Проходили месяцы, годы, и мадам Левассер стала замечать, что конец ее близок.
Она собралась с силами и отправилась к мэтру Жиберу в Санлис, чтобы сделать последние распоряжения. Адвокат был из породы хищников, но знал свое дело, и она с полной откровенностью выложила перед ним свои заботы и чаяния. Она хотела даже из потустороннего мира опекать сына и дочку; оба хотя и в годах, а еще нуждаются в том. Пусть адвокат составит ей такое завещание, – требовала мадам Левассер, – по которому Франсуа ежегодно получал бы по двадцати луидоров, не больше.
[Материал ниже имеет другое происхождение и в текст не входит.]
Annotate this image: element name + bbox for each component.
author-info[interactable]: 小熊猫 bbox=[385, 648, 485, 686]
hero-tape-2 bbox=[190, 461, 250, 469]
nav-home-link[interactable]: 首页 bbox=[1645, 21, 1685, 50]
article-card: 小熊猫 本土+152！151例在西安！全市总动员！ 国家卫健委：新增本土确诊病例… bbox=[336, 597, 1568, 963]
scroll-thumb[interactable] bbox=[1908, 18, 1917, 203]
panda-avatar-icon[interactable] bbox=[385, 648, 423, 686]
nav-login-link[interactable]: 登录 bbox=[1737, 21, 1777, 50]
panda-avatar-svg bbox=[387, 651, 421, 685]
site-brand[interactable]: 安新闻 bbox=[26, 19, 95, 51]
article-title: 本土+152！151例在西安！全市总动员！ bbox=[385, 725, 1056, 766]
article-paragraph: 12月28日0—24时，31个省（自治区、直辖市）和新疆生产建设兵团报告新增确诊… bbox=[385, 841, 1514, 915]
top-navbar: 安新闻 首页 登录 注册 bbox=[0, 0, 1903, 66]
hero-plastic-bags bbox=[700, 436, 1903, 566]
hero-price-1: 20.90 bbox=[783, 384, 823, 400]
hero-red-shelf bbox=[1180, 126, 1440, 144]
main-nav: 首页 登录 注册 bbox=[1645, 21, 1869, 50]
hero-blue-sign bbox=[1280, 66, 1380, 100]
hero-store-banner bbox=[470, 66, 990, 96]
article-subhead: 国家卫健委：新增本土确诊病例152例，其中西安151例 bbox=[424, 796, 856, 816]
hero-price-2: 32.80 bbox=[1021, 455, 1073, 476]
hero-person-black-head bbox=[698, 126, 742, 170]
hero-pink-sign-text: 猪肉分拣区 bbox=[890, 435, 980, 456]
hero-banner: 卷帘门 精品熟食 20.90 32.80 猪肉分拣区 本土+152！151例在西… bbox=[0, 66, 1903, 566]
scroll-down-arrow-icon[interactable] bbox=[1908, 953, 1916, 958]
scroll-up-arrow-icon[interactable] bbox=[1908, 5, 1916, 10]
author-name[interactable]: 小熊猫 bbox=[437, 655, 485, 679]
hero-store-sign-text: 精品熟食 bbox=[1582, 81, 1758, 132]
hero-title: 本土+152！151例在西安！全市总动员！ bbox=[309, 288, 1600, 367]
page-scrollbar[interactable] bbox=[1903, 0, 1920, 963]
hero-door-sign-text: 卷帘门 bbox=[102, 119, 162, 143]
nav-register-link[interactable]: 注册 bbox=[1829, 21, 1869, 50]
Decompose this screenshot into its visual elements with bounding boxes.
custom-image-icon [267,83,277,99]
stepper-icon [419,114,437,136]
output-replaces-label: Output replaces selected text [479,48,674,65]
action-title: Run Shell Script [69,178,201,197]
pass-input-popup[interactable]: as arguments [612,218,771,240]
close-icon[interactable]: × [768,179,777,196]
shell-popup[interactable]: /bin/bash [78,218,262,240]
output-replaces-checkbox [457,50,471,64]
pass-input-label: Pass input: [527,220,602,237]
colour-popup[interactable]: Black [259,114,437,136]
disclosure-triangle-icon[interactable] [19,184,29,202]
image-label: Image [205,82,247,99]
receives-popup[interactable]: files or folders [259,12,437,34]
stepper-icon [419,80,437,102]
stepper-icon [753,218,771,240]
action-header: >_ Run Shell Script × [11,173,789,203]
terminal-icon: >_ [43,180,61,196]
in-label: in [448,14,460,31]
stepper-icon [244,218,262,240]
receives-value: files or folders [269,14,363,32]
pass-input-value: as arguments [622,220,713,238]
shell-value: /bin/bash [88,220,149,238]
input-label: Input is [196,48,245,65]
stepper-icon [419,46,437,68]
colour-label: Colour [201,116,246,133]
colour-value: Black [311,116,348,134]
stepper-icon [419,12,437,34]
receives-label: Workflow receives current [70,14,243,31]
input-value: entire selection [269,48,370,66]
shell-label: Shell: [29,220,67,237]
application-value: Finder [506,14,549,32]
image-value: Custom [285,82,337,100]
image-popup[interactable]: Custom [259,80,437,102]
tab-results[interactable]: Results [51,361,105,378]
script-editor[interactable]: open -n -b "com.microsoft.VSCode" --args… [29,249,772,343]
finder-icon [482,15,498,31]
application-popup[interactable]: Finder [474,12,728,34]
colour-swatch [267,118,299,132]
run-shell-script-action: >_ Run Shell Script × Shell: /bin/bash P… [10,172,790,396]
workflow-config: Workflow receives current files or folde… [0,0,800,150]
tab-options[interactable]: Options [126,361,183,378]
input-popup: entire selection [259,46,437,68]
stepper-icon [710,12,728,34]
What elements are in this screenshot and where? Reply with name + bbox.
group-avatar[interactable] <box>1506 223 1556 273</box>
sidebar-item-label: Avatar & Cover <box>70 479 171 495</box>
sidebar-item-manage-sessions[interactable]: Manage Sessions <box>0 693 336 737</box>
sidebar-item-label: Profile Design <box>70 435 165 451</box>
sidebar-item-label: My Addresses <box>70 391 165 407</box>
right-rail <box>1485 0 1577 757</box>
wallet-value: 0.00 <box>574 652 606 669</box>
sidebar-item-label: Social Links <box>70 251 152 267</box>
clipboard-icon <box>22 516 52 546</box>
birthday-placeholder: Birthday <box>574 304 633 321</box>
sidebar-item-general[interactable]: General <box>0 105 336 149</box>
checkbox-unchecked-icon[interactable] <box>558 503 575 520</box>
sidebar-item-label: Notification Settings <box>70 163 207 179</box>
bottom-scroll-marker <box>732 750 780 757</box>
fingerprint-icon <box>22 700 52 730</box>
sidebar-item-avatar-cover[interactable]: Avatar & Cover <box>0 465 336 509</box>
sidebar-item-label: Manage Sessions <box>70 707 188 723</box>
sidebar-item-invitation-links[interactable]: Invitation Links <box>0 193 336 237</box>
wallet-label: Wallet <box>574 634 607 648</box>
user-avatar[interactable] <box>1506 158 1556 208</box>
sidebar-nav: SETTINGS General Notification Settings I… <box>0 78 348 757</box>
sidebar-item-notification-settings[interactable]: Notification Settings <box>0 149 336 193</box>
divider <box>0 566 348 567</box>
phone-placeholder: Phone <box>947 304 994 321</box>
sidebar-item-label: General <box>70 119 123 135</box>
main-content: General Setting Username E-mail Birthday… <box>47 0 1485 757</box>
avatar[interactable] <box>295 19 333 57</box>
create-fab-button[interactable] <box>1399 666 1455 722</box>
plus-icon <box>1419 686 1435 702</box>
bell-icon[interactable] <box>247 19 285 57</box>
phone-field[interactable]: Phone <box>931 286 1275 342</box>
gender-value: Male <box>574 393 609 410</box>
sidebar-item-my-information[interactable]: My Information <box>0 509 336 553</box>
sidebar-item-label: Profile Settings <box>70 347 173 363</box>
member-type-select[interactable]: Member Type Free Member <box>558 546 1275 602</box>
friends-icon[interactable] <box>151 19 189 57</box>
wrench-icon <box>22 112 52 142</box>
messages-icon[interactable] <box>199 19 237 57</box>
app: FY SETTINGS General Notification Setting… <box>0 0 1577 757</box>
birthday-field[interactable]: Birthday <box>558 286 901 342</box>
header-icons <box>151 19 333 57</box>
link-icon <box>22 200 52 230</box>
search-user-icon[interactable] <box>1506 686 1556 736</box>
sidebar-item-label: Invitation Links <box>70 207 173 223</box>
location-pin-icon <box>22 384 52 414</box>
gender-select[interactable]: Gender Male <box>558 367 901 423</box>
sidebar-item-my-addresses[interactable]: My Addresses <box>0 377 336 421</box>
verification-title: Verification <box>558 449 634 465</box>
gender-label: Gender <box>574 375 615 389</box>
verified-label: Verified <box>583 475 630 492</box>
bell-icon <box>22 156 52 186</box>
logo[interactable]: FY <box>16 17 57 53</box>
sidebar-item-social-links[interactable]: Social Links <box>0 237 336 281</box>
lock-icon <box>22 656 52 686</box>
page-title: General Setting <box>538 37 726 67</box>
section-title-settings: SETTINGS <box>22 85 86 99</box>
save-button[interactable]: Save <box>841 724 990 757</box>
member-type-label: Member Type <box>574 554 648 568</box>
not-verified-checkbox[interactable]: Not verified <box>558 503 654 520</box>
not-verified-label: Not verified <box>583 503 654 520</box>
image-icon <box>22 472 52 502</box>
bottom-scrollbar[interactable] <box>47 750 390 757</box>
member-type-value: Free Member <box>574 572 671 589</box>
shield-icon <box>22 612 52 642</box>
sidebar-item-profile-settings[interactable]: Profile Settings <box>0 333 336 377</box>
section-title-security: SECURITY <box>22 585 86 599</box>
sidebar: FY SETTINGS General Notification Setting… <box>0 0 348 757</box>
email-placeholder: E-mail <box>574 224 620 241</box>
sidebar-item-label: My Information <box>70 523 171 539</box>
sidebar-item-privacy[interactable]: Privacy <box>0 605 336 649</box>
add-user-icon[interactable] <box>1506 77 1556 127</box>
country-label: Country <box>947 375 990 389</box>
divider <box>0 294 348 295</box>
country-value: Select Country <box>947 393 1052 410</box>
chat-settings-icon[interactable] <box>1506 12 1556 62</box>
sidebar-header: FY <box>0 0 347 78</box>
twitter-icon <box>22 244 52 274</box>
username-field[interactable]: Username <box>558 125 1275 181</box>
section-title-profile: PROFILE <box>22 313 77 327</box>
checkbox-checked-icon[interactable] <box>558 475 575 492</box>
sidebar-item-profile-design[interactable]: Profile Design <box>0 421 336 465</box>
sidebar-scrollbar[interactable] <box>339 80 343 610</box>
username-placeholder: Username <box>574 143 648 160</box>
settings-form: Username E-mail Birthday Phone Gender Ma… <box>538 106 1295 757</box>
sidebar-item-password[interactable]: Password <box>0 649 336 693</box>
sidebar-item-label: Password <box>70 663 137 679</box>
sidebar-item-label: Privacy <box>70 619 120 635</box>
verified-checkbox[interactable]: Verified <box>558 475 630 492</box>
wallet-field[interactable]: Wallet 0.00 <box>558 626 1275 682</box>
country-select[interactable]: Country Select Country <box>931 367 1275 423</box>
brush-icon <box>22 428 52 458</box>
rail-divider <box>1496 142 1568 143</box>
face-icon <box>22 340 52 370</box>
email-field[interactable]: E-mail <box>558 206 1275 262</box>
Но прежде всего она просит мэтра Жибера всячески: юридическими путями, и личным воздействием, и уговорами – удержать Терезу от второго брака. Тереза должна остаться вдовой Руссо, жить на пенсии вдовы Руссо и зависеть от них. Об этом мадам Левассер еще и еще раз просила мэтра Жибера заботиться по мере возможности, и пусть он поклянется ей именем господа и святого Ива – покровителя адвокатов, что исполнит ее просьбу. Она же готова солидно заплатить ему.
Сила слов и твердость воли расплывшейся, сипящей, дряхлой старухи произвели впечатление на мэтра Жибера. Все ее распоряжения по-матерински мудры, признал он, и, кроме того, он высоко ценит философию Жан-Жака. Разумеется, едва ли существуют статьи закона, которые могли бы удержать вдову в узде; но, соблазнившись мздой в пять луидоров в год, адвокат все же обещал сделать все от него зависящее.
По возвращении в Эрменонвиль мадам Левассер слегла и стала ждать смерти.
Приехал сержант Франсуа и, увидев мать, бурно разрыдался.
– Я о тебе позаботилась, мой славный, мой храбрый сын, – утешала она его, – тебе обеспечена годовая рента. И как только – надеюсь, что скоро, – я проскочу через чистилище, так сразу обойду всех святых и не дам им покоя, пока они не помогут тебе осуществить твои замечательные идеи.